We want to know how long it takes to find the kth smallest value in a Binary Search Tree (BST).

This helps us understand how the search time grows as the tree or k grows.

Analyze the time complexity of the following code snippet.

function kthSmallest(root: TreeNode | null, k: number): number {
  let count = 0;
  let result = -1;

  function inorder(node: TreeNode | null) {
    if (!node || result !== -1) return;
    inorder(node.left);
    count++;
    if (count === k) {
      result = node.val;
      return;
    }
    inorder(node.right);
  }

  inorder(root);
  return result;
}
    

This code does an in-order traversal of the BST to find the kth smallest element.

Identify the loops, recursion, array traversals that repeat.

• Primary operation: Recursive in-order traversal visiting nodes.
• How many times: Visits nodes until the kth smallest is found, up to k times in best case, up to n times in worst case.

As the tree size (n) grows, the number of nodes visited depends on k and tree shape.

Input Size (n)	Approx. Operations (nodes visited)
10	Up to 10 (if k=10), or fewer if k smaller
100	Up to 100 (if k=100), or fewer if k smaller
1000	Up to 1000 (if k=1000), or fewer if k smaller

Pattern observation: The work grows roughly with k, but cannot exceed n (total nodes).

Time Complexity: O(h + k)

This means the time depends on the tree height (h) plus how many nodes we visit until kth smallest.

[X] Wrong: "The time is always O(n) because we might visit all nodes."

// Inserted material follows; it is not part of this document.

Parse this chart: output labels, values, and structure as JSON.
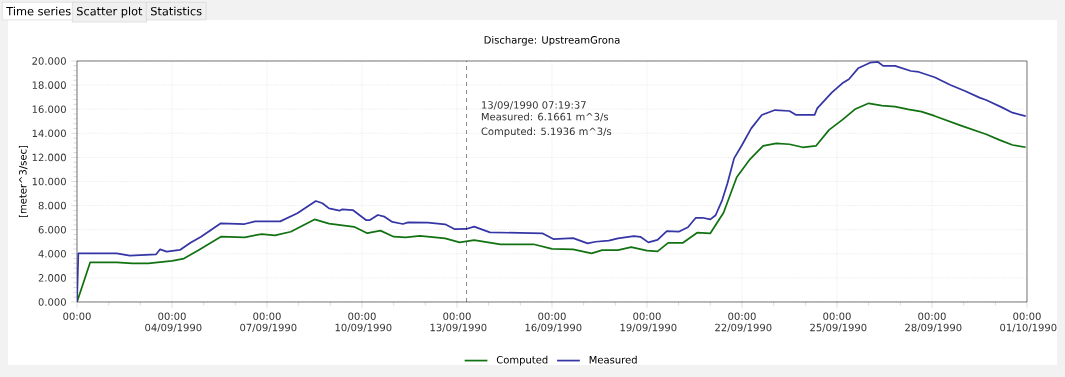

[OK] Correct: Actually, we stop once we find the kth smallest, so if k is small, we visit fewer nodes, making it faster than visiting all.

Understanding this time complexity shows you can analyze recursive tree traversals and how stopping early affects performance.

"What if the BST is balanced vs completely skewed? How would the time complexity change?"